Armada of 1779 - Gathering The Forces

Gathering The Forces

The plan was for the French fleet, commanded by Admiral d'Orvilliers (who had also led at Ushant), including 30 ships of the line and numerous smaller vessels, to meet a Spanish fleet off the Sisarga Islands, near Corunna in north-west Spain. When the French reached the rendezvous point, the Spanish fleet was not there, because (the Spanish later claimed) the winds were unsuitable, so d'Orvilliers had to wait for them. The ships from Brest had deliberately departed before they were fully supplied, to avoid the possibility of being blockaded by the British. Serious problems consequently arose as the wait dragged out to several weeks, and no arrangements were made to take on additional supplies in Spain. Scurvy weakened the crews, and in the hot, crowded shipboard conditions, typhus and smallpox also broke out. The Spanish fleet, commanded by Don Luis de Córdova (who was to be subordinate to d'Orvilliers in the joint enterprise), including 36 ships of the line, finally arrived on 22 July.

An army of over 40,000 men was slowly being gathered around Le Havre and St. Malo in northern France, with 400 transport boats. The purpose of the combined fleet was to put the Royal Navy out of action, so that the army could be safely transported across the English Channel (La Manche), whereupon it would set up a base on the Isle of Wight or the nearby British coast. At the time there were fewer than 40 Royal Navy ships of the line available in the English Channel area, newly under the command of ailing 64-year-old Sir Charles Hardy, who had been desk-bound for 20 years. On 25 July the Franco-Spanish armada set sail northwards to take on the British fleet, with contrary winds greatly slowing its progress. As time passed, it also became apparent that the diseases which had afflicted the French (and killed d'Orvilliers' only son, a lieutenant in the fleet) was spreading to the Spanish.
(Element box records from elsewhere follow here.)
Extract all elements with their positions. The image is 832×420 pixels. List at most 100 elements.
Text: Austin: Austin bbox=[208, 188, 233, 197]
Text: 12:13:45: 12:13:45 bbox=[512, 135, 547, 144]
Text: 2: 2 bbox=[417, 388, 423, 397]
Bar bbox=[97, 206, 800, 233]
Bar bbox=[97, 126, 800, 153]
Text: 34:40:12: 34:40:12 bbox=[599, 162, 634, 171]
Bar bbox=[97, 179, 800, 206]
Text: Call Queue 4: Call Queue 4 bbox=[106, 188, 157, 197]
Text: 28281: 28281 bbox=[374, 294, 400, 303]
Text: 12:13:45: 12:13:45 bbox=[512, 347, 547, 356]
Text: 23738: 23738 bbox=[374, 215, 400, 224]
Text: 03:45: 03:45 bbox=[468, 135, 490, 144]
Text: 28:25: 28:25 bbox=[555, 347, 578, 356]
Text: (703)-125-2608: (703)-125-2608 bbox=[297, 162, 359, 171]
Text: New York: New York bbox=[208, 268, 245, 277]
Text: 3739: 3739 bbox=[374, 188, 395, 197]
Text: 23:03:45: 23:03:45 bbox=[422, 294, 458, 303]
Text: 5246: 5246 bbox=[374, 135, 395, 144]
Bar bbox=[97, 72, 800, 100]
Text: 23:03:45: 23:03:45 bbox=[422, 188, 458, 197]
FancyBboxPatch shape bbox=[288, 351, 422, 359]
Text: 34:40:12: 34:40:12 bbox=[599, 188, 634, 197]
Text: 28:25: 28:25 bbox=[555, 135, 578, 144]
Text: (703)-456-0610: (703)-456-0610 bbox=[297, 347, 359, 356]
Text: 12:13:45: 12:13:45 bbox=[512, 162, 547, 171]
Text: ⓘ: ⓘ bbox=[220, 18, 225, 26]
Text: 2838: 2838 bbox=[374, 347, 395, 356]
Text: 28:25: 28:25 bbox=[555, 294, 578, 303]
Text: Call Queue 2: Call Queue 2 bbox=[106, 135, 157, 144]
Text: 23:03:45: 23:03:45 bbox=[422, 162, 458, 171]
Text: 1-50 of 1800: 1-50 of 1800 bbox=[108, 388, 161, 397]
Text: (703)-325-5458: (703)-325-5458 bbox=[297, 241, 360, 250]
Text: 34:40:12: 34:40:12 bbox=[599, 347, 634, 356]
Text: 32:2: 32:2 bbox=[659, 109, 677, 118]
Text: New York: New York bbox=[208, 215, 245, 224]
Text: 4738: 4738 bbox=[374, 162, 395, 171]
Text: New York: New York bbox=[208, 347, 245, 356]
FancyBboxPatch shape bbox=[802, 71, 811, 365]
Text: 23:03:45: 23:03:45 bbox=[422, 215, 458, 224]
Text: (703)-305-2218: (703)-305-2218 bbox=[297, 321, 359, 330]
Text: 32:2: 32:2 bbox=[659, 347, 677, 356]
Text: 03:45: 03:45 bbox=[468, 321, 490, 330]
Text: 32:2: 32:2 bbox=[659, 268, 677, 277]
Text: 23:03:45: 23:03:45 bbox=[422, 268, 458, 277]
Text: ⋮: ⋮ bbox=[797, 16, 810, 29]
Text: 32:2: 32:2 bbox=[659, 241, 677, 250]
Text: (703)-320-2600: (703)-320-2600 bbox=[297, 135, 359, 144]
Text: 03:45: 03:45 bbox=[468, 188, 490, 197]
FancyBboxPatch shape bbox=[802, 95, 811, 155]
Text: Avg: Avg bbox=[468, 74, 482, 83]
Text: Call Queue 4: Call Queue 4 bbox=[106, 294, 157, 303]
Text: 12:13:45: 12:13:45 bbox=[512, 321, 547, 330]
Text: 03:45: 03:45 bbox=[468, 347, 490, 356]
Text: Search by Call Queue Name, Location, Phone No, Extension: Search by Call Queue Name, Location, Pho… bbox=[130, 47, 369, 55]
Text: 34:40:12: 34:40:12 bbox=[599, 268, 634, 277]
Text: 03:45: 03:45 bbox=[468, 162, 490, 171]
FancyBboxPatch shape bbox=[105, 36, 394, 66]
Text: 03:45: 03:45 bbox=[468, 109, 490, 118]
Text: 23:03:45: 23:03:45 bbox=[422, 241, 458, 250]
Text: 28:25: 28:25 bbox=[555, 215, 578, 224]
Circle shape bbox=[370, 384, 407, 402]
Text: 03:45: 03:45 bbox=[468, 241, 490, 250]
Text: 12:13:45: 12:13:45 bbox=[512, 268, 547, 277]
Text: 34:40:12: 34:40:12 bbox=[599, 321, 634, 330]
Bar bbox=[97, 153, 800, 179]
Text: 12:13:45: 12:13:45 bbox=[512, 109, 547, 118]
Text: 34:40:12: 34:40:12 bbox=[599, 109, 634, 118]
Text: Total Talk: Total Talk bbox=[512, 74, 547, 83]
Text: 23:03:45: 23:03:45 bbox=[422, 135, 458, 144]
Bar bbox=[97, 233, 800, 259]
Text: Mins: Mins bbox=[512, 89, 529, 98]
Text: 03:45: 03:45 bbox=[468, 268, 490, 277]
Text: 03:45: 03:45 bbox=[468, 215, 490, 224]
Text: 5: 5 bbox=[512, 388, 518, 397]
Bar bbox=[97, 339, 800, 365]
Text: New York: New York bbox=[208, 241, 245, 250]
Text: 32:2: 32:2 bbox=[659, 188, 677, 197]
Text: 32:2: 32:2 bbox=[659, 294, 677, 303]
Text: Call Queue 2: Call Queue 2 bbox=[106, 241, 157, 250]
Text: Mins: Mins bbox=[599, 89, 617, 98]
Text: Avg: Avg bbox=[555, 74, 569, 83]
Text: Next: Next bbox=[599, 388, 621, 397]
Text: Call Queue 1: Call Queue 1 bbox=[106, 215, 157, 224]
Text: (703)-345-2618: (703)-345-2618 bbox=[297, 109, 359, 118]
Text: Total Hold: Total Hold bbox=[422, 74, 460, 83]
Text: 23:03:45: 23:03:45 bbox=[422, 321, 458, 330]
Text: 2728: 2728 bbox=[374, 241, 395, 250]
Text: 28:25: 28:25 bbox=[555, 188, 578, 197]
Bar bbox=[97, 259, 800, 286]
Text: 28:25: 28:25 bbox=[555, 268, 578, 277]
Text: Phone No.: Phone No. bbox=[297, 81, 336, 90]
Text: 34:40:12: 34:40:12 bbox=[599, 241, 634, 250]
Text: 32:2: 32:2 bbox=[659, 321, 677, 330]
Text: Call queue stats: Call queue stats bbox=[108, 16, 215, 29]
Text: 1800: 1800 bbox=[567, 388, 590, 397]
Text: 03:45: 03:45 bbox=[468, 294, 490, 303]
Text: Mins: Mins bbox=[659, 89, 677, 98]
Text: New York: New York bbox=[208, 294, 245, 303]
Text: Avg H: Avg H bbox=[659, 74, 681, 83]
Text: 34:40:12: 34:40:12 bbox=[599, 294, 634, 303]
Having missed opportunities to seize two important British convoys of merchant ships from the West Indies (something they did not learn until later), which reached Plymouth on 31 July, the fleet finally passed Ushant on 11 August and entered the Channel. Three days later, a squadron under American colours (though consisting mostly of French ships with French crews) set sail from the French port of L'Orient, heading northward towards Ireland as a diversion. This diversionary fleet was commanded by John Paul Jones, a captain with an alarming reputation in Britain.